In the review month, the deals announced include Egyptian fintech Lucky raising a $23 million Series B, while Gozem ($15.2 million debt) and Victory Farms ($15 milliomn debt) did most of the heavy lifting on the debt side. Ethiopia-based electric mobility start-up Dodai announced $13m ($8m Series A + $5m debt).

April also saw two exits as Nigeria’s Bread Africa was acquired by SMC DAO as consolidation continues in the country’s digital asset sector, and Egypt’s waste recycling start-up Cyclex was acquired by Saudi-Egyptian investment firm Edafa Venture.

Year-to-Date (January to April), startups on the continent have raised a total of $708 million across 124 deals of at least $100,000, excluding exits.
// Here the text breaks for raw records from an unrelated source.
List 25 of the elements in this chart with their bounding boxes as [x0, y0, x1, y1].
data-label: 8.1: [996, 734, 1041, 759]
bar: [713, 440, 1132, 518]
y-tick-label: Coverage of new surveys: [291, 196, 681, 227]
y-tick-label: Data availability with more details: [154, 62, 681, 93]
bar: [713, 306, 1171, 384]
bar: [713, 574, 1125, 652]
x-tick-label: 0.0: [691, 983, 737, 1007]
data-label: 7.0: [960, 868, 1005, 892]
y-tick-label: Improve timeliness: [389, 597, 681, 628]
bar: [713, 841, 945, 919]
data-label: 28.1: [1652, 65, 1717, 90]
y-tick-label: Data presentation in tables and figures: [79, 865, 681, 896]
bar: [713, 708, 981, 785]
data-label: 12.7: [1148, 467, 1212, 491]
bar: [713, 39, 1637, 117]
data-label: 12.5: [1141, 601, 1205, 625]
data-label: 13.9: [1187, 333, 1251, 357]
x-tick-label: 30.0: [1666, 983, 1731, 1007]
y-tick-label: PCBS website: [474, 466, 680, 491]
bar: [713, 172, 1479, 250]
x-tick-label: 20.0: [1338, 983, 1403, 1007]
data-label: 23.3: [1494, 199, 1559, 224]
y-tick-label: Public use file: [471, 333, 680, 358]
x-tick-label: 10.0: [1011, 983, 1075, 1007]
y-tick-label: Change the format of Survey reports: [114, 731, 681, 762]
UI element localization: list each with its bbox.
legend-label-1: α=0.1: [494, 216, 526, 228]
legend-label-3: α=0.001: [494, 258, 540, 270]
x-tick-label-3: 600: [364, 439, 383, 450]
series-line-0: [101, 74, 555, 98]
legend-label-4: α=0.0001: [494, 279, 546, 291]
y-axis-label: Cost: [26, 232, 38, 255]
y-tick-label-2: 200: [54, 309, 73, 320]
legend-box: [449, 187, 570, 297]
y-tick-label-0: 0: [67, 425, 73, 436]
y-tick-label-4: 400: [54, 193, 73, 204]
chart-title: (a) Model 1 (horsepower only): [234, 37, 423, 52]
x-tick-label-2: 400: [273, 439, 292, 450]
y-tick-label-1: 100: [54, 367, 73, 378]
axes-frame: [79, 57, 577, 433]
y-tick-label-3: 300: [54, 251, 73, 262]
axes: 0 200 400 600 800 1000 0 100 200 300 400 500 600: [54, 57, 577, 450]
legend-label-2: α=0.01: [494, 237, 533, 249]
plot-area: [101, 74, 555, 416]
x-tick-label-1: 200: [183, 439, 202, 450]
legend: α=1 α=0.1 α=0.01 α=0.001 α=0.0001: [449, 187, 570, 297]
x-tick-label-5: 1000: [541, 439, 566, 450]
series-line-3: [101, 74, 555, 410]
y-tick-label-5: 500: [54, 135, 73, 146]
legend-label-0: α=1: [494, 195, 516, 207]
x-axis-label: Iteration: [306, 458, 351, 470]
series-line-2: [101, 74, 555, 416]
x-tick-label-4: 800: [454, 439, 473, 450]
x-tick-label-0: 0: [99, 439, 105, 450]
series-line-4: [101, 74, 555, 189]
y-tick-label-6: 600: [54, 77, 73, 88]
The funding mix was almost evenly split, with $364 million in equity (51.4 per cent) and $340 million in debt (48.0 per cent), alongside a small contribution from grants (0.6 per cent). This is an early sign that funding startups is taking a different shape compared to what the ecosystem witnessed in 2025.

For instance, in the first four months of last year, startups raised a higher $813 million across a significantly larger 180 deals. More notably, last year’s funding was heavily skewed toward equity, which accounted for $652 million (80.1 per cent) compared to just $138 million in debt (16.9 per cent).

The year-on-year comparison points to two clear trends: a contraction in deal activity as evidenced by a 31 per cent drop, and a 13 per cent decline in total funding. At the same time, the composition of capital has shifted meaningfully, with debt now playing a much larger role in sustaining funding volumes.